朱武城的手微微一顫,忠順王府等幾家宗室王爺的府邸就在阜成門大街,皇帝根本沒打算派人前去支援,還有,哪來的這麼多叛賊?
天佑帝身子微微向後靠著,嘴角含著一絲微笑,看了看朱武城,澹澹道:「記住一句話,這大明朝,除了你我父子之外,一切都可以推到重來。」
彷若石破天驚!
朱武城被這句話震在當場,戴權卻是兩眼一亮,接著快速低下了頭。
神京東城,成賢街,國子監門口,看著從安定門城樓上升起的示警燧火,周家教頭面色一變,心道,上當了。
突然,四周響起了梆子聲,夜色中,萬箭齊發,箭雨密如飛蝗,鋪天蓋地射進周家殺手人群中,頓時慘叫聲、哀嚎聲響徹夜空,那教頭知道中了朝廷的埋伏,立刻大聲喊道:「殺!衝進去!」
「投降吧!」
就在這時,神武將軍馮唐帶著大群禁軍圍了過來,指著僥倖活下來的周家殺手高喝道。
那教頭推開身邊的護衛,笑著站了出來,看著騎在馬上的馮唐,嘲笑道:「哈哈哈,投降?你當老子是三歲孩童!還是說,你做得了皇帝的主?」
說著,又轉過身來,說道:「弟兄們,咱們都是無家之人,這麼些年全靠殿下的照顧,今日就將這條命還給殿下了,來世咱們再做兄弟,再一起為殿下效命!殺!」
「殺!殺光逆賊,一個也不留!」
馮唐抽出腰刀,帶著親兵殺了過去。
國子監內,三皇帝朱武祥靜靜地坐在椅子上,身旁的茶几上空空蕩蕩,聽著大街上傳來的廝殺聲,閉上了眼睛,重重地嘆了口氣
神京西城,梁王府前。
無數禁軍團團圍住,地上到處是屍體,在火把的照耀下,可以清晰的看到地面上的積雪已經被死者身上噴灑出來的鮮血融化,鮮血混雜著雪水匯集成小河,緩緩流向遠處,空氣中散發著濃濃血腥味。
無邊的黑空,雪花紛紛揚揚從天空落下,牛繼宗面似寒霜坐在一匹大白馬上。
就在剛剛,他接到了一份天佑帝的密旨,就一句話,守住梁王府。
聽著阜成門大街傳來的喊殺聲,牛繼宗哪裡還不清楚是怎麼回事,這裡是京城,哪裡會有這麼多的逆賊?
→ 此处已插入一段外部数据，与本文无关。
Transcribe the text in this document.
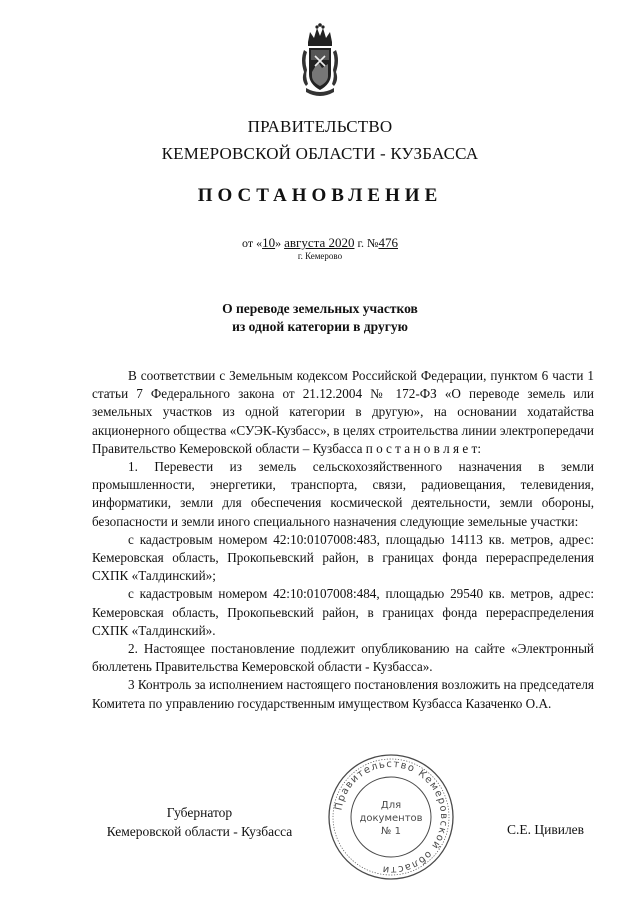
ПРАВИТЕЛЬСТВО
КЕМЕРОВСКОЙ ОБЛАСТИ - КУЗБАССА
ПОСТАНОВЛЕНИЕ
от «10» августа 2020 г. №476
г. Кемерово
О переводе земельных участков
из одной категории в другую

В соответствии с Земельным кодексом Российской Федерации, пунктом 6 части 1 статьи 7 Федерального закона от 21.12.2004 № 172-ФЗ «О переводе земель или земельных участков из одной категории в другую», на основании ходатайства акционерного общества «СУЭК-Кузбасс», в целях строительства линии электропередачи Правительство Кемеровской области – Кузбасса п о с т а н о в л я е т:

1. Перевести из земель сельскохозяйственного назначения в земли промышленности, энергетики, транспорта, связи, радиовещания, телевидения, информатики, земли для обеспечения космической деятельности, земли обороны, безопасности и земли иного специального назначения следующие земельные участки:

с кадастровым номером 42:10:0107008:483, площадью 14113 кв. метров, адрес: Кемеровская область, Прокопьевский район, в границах фонда перераспределения СХПК «Талдинский»;

с кадастровым номером 42:10:0107008:484, площадью 29540 кв. метров, адрес: Кемеровская область, Прокопьевский район, в границах фонда перераспределения СХПК «Талдинский».

2. Настоящее постановление подлежит опубликованию на сайте «Электронный бюллетень Правительства Кемеровской области - Кузбасса».

3 Контроль за исполнением настоящего постановления возложить на председателя Комитета по управлению государственным имуществом Кузбасса Казаченко О.А.

Губернатор
Кемеровской области - Кузбасса
Правительство Кемеровской области
Для
документов
№ 1	С.Е. Цивилев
這是皇帝藉機清洗蜀王黨,或者說,宗室勛貴中對他有異心之人。
今晚一切,都是皇帝的謀劃,一切都在他的計劃之中。
就在這時,一名禁軍參將馳馬而來,奔至牛繼宗面前勒住了韁繩,跳下馬,大聲稟道:「稟國公,探子來報,一群著甲叛軍正向著這邊殺來,人數在一千四五,其中有部分重甲步卒,應該是宗室王府的親兵。」